Cette décision est importante dans la mesure où elle sanctionne une communication de portée générale au motif que, « si cette communication reprend des éléments informationnels dans le cadre de changement de nom et de stratégie du groupe TE, il ressort clairement de son examen que ces éléments sont utilisés par la société TE&GF sur son site commercial, à destination des consommateurs, pour promouvoir ses offres, telles que “rechargez votre véhicule chez vous avec de l’électricité verte”, “produisez et consommez votre propre énergie” en relation directe avec la promotion, la vente ou la fourniture d’un produit aux consommateurs. »

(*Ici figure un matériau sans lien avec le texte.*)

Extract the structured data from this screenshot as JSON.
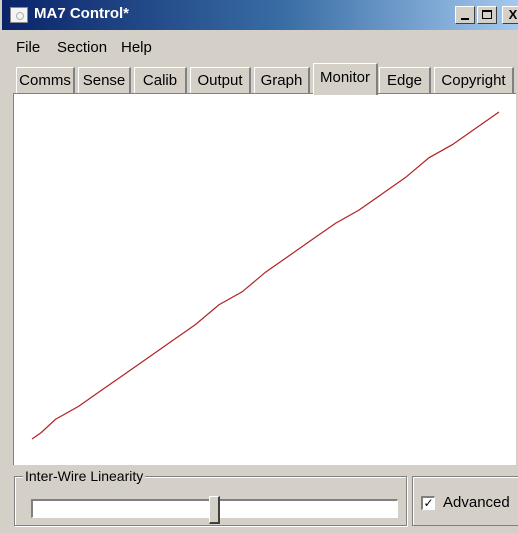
{
  "window": {
    "title": "MA7 Control*",
    "controls": {
      "minimize": "_",
      "maximize": "",
      "close": "X"
    }
  },
  "menu": [
    "File",
    "Section",
    "Help"
  ],
  "tabs": [
    "Comms",
    "Sense",
    "Calib",
    "Output",
    "Graph",
    "Monitor",
    "Edge",
    "Copyright"
  ],
  "active_tab": "Monitor",
  "monitor": {
    "plot_line_color": "#b22222"
  },
  "chart_data": {
    "type": "line",
    "title": "",
    "xlabel": "",
    "ylabel": "",
    "x": [
      0,
      0.02,
      0.05,
      0.1,
      0.15,
      0.2,
      0.25,
      0.3,
      0.35,
      0.4,
      0.45,
      0.5,
      0.55,
      0.6,
      0.65,
      0.7,
      0.75,
      0.8,
      0.85,
      0.9,
      0.95,
      1.0
    ],
    "y": [
      0,
      0.02,
      0.06,
      0.1,
      0.15,
      0.2,
      0.25,
      0.3,
      0.35,
      0.41,
      0.45,
      0.51,
      0.56,
      0.61,
      0.66,
      0.7,
      0.75,
      0.8,
      0.86,
      0.9,
      0.95,
      1.0
    ],
    "xlim": [
      0,
      1
    ],
    "ylim": [
      0,
      1
    ],
    "grid": false
  },
  "bottom": {
    "group_label": "Inter-Wire Linearity",
    "slider_value": 0.5,
    "advanced_label": "Advanced",
    "advanced_checked": true,
    "check_mark": "✓"
  }
}
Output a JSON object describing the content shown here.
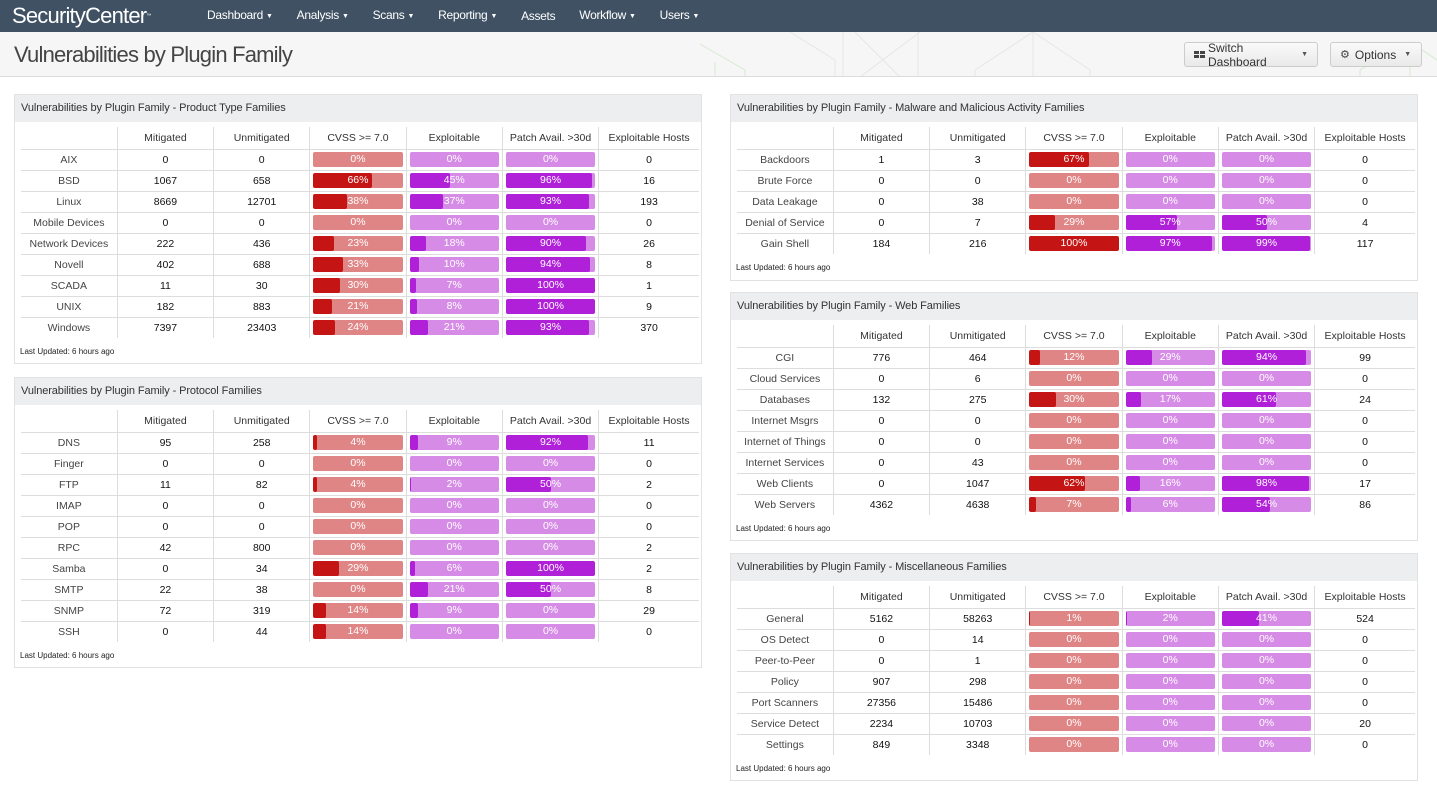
{
  "app": {
    "brand": "SecurityCenter",
    "nav": [
      {
        "label": "Dashboard",
        "dropdown": true
      },
      {
        "label": "Analysis",
        "dropdown": true
      },
      {
        "label": "Scans",
        "dropdown": true
      },
      {
        "label": "Reporting",
        "dropdown": true
      },
      {
        "label": "Assets",
        "dropdown": false
      },
      {
        "label": "Workflow",
        "dropdown": true
      },
      {
        "label": "Users",
        "dropdown": true
      }
    ]
  },
  "page": {
    "title": "Vulnerabilities by Plugin Family",
    "switch_dashboard_label": "Switch Dashboard",
    "options_label": "Options"
  },
  "colors": {
    "cvss_fill": "#c41414",
    "cvss_track": "#e08585",
    "purple_fill": "#b020d8",
    "purple_track": "#d68ce6",
    "nav_bg": "#3f5163"
  },
  "columns": [
    "",
    "Mitigated",
    "Unmitigated",
    "CVSS >= 7.0",
    "Exploitable",
    "Patch Avail. >30d",
    "Exploitable Hosts"
  ],
  "last_updated": "Last Updated: 6 hours ago",
  "panels": [
    {
      "id": "product",
      "title": "Vulnerabilities by Plugin Family - Product Type Families",
      "rows": [
        {
          "family": "AIX",
          "mitigated": "0",
          "unmitigated": "0",
          "cvss": 0,
          "exploitable": 0,
          "patch": 0,
          "hosts": "0"
        },
        {
          "family": "BSD",
          "mitigated": "1067",
          "unmitigated": "658",
          "cvss": 66,
          "exploitable": 45,
          "patch": 96,
          "hosts": "16"
        },
        {
          "family": "Linux",
          "mitigated": "8669",
          "unmitigated": "12701",
          "cvss": 38,
          "exploitable": 37,
          "patch": 93,
          "hosts": "193"
        },
        {
          "family": "Mobile Devices",
          "mitigated": "0",
          "unmitigated": "0",
          "cvss": 0,
          "exploitable": 0,
          "patch": 0,
          "hosts": "0"
        },
        {
          "family": "Network Devices",
          "mitigated": "222",
          "unmitigated": "436",
          "cvss": 23,
          "exploitable": 18,
          "patch": 90,
          "hosts": "26"
        },
        {
          "family": "Novell",
          "mitigated": "402",
          "unmitigated": "688",
          "cvss": 33,
          "exploitable": 10,
          "patch": 94,
          "hosts": "8"
        },
        {
          "family": "SCADA",
          "mitigated": "11",
          "unmitigated": "30",
          "cvss": 30,
          "exploitable": 7,
          "patch": 100,
          "hosts": "1"
        },
        {
          "family": "UNIX",
          "mitigated": "182",
          "unmitigated": "883",
          "cvss": 21,
          "exploitable": 8,
          "patch": 100,
          "hosts": "9"
        },
        {
          "family": "Windows",
          "mitigated": "7397",
          "unmitigated": "23403",
          "cvss": 24,
          "exploitable": 21,
          "patch": 93,
          "hosts": "370"
        }
      ]
    },
    {
      "id": "protocol",
      "title": "Vulnerabilities by Plugin Family - Protocol Families",
      "rows": [
        {
          "family": "DNS",
          "mitigated": "95",
          "unmitigated": "258",
          "cvss": 4,
          "exploitable": 9,
          "patch": 92,
          "hosts": "11"
        },
        {
          "family": "Finger",
          "mitigated": "0",
          "unmitigated": "0",
          "cvss": 0,
          "exploitable": 0,
          "patch": 0,
          "hosts": "0"
        },
        {
          "family": "FTP",
          "mitigated": "11",
          "unmitigated": "82",
          "cvss": 4,
          "exploitable": 2,
          "patch": 50,
          "hosts": "2"
        },
        {
          "family": "IMAP",
          "mitigated": "0",
          "unmitigated": "0",
          "cvss": 0,
          "exploitable": 0,
          "patch": 0,
          "hosts": "0"
        },
        {
          "family": "POP",
          "mitigated": "0",
          "unmitigated": "0",
          "cvss": 0,
          "exploitable": 0,
          "patch": 0,
          "hosts": "0"
        },
        {
          "family": "RPC",
          "mitigated": "42",
          "unmitigated": "800",
          "cvss": 0,
          "exploitable": 0,
          "patch": 0,
          "hosts": "2"
        },
        {
          "family": "Samba",
          "mitigated": "0",
          "unmitigated": "34",
          "cvss": 29,
          "exploitable": 6,
          "patch": 100,
          "hosts": "2"
        },
        {
          "family": "SMTP",
          "mitigated": "22",
          "unmitigated": "38",
          "cvss": 0,
          "exploitable": 21,
          "patch": 50,
          "hosts": "8"
        },
        {
          "family": "SNMP",
          "mitigated": "72",
          "unmitigated": "319",
          "cvss": 14,
          "exploitable": 9,
          "patch": 0,
          "hosts": "29"
        },
        {
          "family": "SSH",
          "mitigated": "0",
          "unmitigated": "44",
          "cvss": 14,
          "exploitable": 0,
          "patch": 0,
          "hosts": "0"
        }
      ]
    },
    {
      "id": "malware",
      "title": "Vulnerabilities by Plugin Family - Malware and Malicious Activity Families",
      "rows": [
        {
          "family": "Backdoors",
          "mitigated": "1",
          "unmitigated": "3",
          "cvss": 67,
          "exploitable": 0,
          "patch": 0,
          "hosts": "0"
        },
        {
          "family": "Brute Force",
          "mitigated": "0",
          "unmitigated": "0",
          "cvss": 0,
          "exploitable": 0,
          "patch": 0,
          "hosts": "0"
        },
        {
          "family": "Data Leakage",
          "mitigated": "0",
          "unmitigated": "38",
          "cvss": 0,
          "exploitable": 0,
          "patch": 0,
          "hosts": "0"
        },
        {
          "family": "Denial of Service",
          "mitigated": "0",
          "unmitigated": "7",
          "cvss": 29,
          "exploitable": 57,
          "patch": 50,
          "hosts": "4"
        },
        {
          "family": "Gain Shell",
          "mitigated": "184",
          "unmitigated": "216",
          "cvss": 100,
          "exploitable": 97,
          "patch": 99,
          "hosts": "117"
        }
      ]
    },
    {
      "id": "web",
      "title": "Vulnerabilities by Plugin Family - Web Families",
      "rows": [
        {
          "family": "CGI",
          "mitigated": "776",
          "unmitigated": "464",
          "cvss": 12,
          "exploitable": 29,
          "patch": 94,
          "hosts": "99"
        },
        {
          "family": "Cloud Services",
          "mitigated": "0",
          "unmitigated": "6",
          "cvss": 0,
          "exploitable": 0,
          "patch": 0,
          "hosts": "0"
        },
        {
          "family": "Databases",
          "mitigated": "132",
          "unmitigated": "275",
          "cvss": 30,
          "exploitable": 17,
          "patch": 61,
          "hosts": "24"
        },
        {
          "family": "Internet Msgrs",
          "mitigated": "0",
          "unmitigated": "0",
          "cvss": 0,
          "exploitable": 0,
          "patch": 0,
          "hosts": "0"
        },
        {
          "family": "Internet of Things",
          "mitigated": "0",
          "unmitigated": "0",
          "cvss": 0,
          "exploitable": 0,
          "patch": 0,
          "hosts": "0"
        },
        {
          "family": "Internet Services",
          "mitigated": "0",
          "unmitigated": "43",
          "cvss": 0,
          "exploitable": 0,
          "patch": 0,
          "hosts": "0"
        },
        {
          "family": "Web Clients",
          "mitigated": "0",
          "unmitigated": "1047",
          "cvss": 62,
          "exploitable": 16,
          "patch": 98,
          "hosts": "17"
        },
        {
          "family": "Web Servers",
          "mitigated": "4362",
          "unmitigated": "4638",
          "cvss": 7,
          "exploitable": 6,
          "patch": 54,
          "hosts": "86"
        }
      ]
    },
    {
      "id": "misc",
      "title": "Vulnerabilities by Plugin Family - Miscellaneous Families",
      "rows": [
        {
          "family": "General",
          "mitigated": "5162",
          "unmitigated": "58263",
          "cvss": 1,
          "exploitable": 2,
          "patch": 41,
          "hosts": "524"
        },
        {
          "family": "OS Detect",
          "mitigated": "0",
          "unmitigated": "14",
          "cvss": 0,
          "exploitable": 0,
          "patch": 0,
          "hosts": "0"
        },
        {
          "family": "Peer-to-Peer",
          "mitigated": "0",
          "unmitigated": "1",
          "cvss": 0,
          "exploitable": 0,
          "patch": 0,
          "hosts": "0"
        },
        {
          "family": "Policy",
          "mitigated": "907",
          "unmitigated": "298",
          "cvss": 0,
          "exploitable": 0,
          "patch": 0,
          "hosts": "0"
        },
        {
          "family": "Port Scanners",
          "mitigated": "27356",
          "unmitigated": "15486",
          "cvss": 0,
          "exploitable": 0,
          "patch": 0,
          "hosts": "0"
        },
        {
          "family": "Service Detect",
          "mitigated": "2234",
          "unmitigated": "10703",
          "cvss": 0,
          "exploitable": 0,
          "patch": 0,
          "hosts": "20"
        },
        {
          "family": "Settings",
          "mitigated": "849",
          "unmitigated": "3348",
          "cvss": 0,
          "exploitable": 0,
          "patch": 0,
          "hosts": "0"
        }
      ]
    }
  ]
}
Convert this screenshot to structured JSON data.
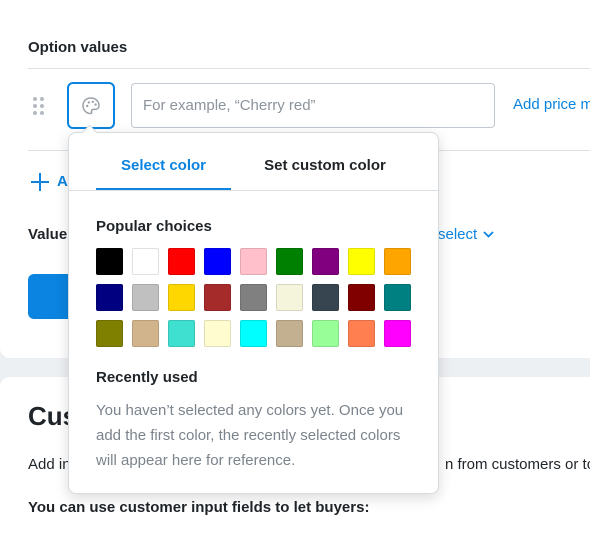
{
  "section": {
    "title": "Option values",
    "input_placeholder": "For example, “Cherry red”",
    "price_link": "Add price m",
    "add_link": "+ A",
    "add_link_text": "A",
    "value_label": "Value",
    "select_link": "select"
  },
  "customization": {
    "heading": "Cus",
    "add_text": "Add in",
    "add_text_tail": "n from customers or to",
    "use_fields": "You can use customer input fields to let buyers:"
  },
  "color_picker": {
    "tabs": [
      {
        "label": "Select color",
        "active": true
      },
      {
        "label": "Set custom color",
        "active": false
      }
    ],
    "popular_heading": "Popular choices",
    "swatches": [
      "#000000",
      "#ffffff",
      "#ff0000",
      "#0000ff",
      "#ffc0cb",
      "#008000",
      "#800080",
      "#ffff00",
      "#ffa500",
      "#000080",
      "#c0c0c0",
      "#ffd700",
      "#a52a2a",
      "#808080",
      "#f5f5dc",
      "#36454f",
      "#800000",
      "#008080",
      "#808000",
      "#d2b48c",
      "#40e0d0",
      "#fffdd0",
      "#00ffff",
      "#c3b091",
      "#98ff98",
      "#ff7f50",
      "#ff00ff"
    ],
    "recent_heading": "Recently used",
    "recent_empty_text": "You haven’t selected any colors yet. Once you add the first color, the recently selected colors will appear here for reference."
  },
  "icons": {
    "drag": "drag-handle-icon",
    "palette": "palette-icon",
    "plus": "plus-icon",
    "chevron": "chevron-down-icon"
  },
  "colors": {
    "accent": "#0a84e0",
    "text": "#1f2429",
    "muted": "#7b838c",
    "background": "#edf0f3"
  }
}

Le lien fait entre les communications institutionnelles et les démarches commerciales permet ainsi de sanctionner les premières sur le fondement des pratiques commerciales trompeuses. Il n’est dès lors pas impossible que des informations données dans le cadre du rapport de gestion puissent être sanctionnées si elles servent d’argument dans le cadre de campagnes promotionnelles et qu’elles remplissent les critères de la tromperie au sens des articles L. 121-2 à L. 121-4 du code de la consommation.
Ces décisions, comme l’évolution des dispositions en matière de pratique commerciale trompeuse qui les fondent, montre que l’avenir en matière de RSE tient sans doute davantage à la précision du cadre existant plutôt qu’au développement au pas de course de législations autonomes plus ou moins bien intégrées au droit positif.